38. The method of any one of claims 25 to 37, wherein the clinical conditions comprise Alzheimer's disease, and/or Attention Deficit Hyperactivity Disorder and/or Attention Deficit Disorder and/or Depression and/or vascular dementia and/or mild cognitive impairment and/or normal cognition.

39. The method of any one of claims 25 to 38, wherein the microstate parameters comprise resting state networks or resting state microstate parameters, and wherein the EEG signal is measured when an individual is not actively engaged in sensory and/or cognitive processing.

40. The method of any one of claims 25 to 39, wherein the microstate parameters comprise duration or mean duration of one or more microstates.

41. The method of any one of claims 25 to 40, wherein the microstates parameters comprise occurrence, frequency and/or number of transitions of one or more microstates.

42. A device for calculating a risk indication associated with one or more clinical conditions, comprising:

a memory, wherein the memory stores microstates indications associated with one or more clinical conditions;

a control circuitry connected to at least one EEG electrode and to the memory, wherein the control circuitry extracts values of at least one microstate parameter from an EEG signal, measured by the at least one EEG electrode and calculates a risk indication associated with one or more clinical condition based on the at least one microstates parameters values and the microstates indications stored in the memory.

43. The device of claim 42, wherein the control circuitry selects a treatment protocol adjusted for treating the stage of a clinical condition; and wherein the memory stores the treatment protocol.

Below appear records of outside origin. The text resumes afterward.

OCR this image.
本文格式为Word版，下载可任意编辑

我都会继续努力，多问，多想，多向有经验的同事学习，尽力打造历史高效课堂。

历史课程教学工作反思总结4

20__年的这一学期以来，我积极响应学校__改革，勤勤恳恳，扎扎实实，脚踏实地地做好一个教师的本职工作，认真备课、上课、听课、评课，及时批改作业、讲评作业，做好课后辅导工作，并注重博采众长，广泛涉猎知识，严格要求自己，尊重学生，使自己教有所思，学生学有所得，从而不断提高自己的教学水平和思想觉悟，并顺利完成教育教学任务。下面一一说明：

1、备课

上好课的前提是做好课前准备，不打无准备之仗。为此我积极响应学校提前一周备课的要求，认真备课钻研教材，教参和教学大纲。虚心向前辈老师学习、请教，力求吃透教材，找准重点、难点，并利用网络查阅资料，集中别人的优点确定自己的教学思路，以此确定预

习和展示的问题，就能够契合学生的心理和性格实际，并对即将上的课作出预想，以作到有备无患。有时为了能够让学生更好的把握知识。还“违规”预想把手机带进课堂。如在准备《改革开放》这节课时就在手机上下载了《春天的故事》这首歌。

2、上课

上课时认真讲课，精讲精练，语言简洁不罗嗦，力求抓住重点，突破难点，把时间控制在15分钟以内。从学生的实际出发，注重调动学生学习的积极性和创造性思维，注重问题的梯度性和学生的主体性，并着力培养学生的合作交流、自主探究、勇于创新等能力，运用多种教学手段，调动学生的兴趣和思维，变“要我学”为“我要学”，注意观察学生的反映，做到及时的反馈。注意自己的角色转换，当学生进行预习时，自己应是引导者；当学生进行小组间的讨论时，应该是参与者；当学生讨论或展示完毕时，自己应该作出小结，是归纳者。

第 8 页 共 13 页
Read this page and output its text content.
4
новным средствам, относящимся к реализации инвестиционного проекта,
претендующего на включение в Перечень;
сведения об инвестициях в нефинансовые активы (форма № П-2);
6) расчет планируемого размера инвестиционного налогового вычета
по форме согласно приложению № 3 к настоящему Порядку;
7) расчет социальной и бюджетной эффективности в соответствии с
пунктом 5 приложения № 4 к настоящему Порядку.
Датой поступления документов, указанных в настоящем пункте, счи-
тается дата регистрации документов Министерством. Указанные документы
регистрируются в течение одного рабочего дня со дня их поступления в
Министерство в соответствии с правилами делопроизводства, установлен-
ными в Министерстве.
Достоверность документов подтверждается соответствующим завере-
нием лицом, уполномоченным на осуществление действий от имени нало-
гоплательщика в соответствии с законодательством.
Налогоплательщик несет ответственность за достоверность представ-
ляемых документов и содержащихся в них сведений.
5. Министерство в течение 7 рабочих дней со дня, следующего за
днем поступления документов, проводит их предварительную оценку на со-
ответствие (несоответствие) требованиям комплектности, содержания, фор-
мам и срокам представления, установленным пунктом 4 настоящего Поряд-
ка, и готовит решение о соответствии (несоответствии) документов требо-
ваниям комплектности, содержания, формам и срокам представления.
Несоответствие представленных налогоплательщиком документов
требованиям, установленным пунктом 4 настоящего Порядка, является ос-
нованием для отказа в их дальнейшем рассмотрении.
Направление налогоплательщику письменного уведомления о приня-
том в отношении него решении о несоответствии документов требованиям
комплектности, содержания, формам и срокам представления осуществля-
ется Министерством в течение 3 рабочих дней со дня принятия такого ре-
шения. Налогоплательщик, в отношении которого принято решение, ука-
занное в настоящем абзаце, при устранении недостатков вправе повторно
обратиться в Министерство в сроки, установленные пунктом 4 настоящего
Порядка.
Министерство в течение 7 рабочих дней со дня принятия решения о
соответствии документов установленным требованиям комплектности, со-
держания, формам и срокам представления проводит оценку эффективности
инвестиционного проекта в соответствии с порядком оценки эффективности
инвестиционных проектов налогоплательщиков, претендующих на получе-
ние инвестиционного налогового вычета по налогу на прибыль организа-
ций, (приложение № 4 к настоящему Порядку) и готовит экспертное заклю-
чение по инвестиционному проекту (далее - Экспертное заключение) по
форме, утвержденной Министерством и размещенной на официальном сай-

44. The device of claims 42 or 43, wherein the control circuitry modifies at least one parameter of a treatment protocol for the treatment of the clinical condition, to adjust the treatment protocol for treating the stage of the clinical condition; and wherein the memory stores the treatment protocol.

45. The device of claims 43 or 44, further comprising a transmitter; wherein the transmitter transmits the treatment protocol for treating the stage of the clinical condition to a magnetic stimulation device.

46. The device of any one of claims 42 to 45, wherein the brain condition comprises Alzheimer's disease or mild cognitive impairment or Attention Deficit Hyperactivity Disorder or Attention Deficit Disorder.

47. The device of any one of claims 42 to 46, wherein the microstate parameters comprise resting state networks, and wherein the EEG signal is measured when an individual is not actively engaged in sensory and/or cognitive processing.

48. The device of any one of claims 42 to 47, wherein the at least one microstate parameter comprises duration or mean duration of one or more microstates.

49. The device of any one of claims 42 to 48, wherein the at least one microstate parameter comprises occurrence, frequency and/or number of transitions of one or more microstates.

50. The device of any one of claims 42 to 49, wherein the memory stores results of a cognitive analysis and/or a psychiatric analysis, and wherein the control circuitry calculates the risk indication based on the values of the at least one

microstates parameter and based on the cognitive analysis results and/or the psychiatric analysis results.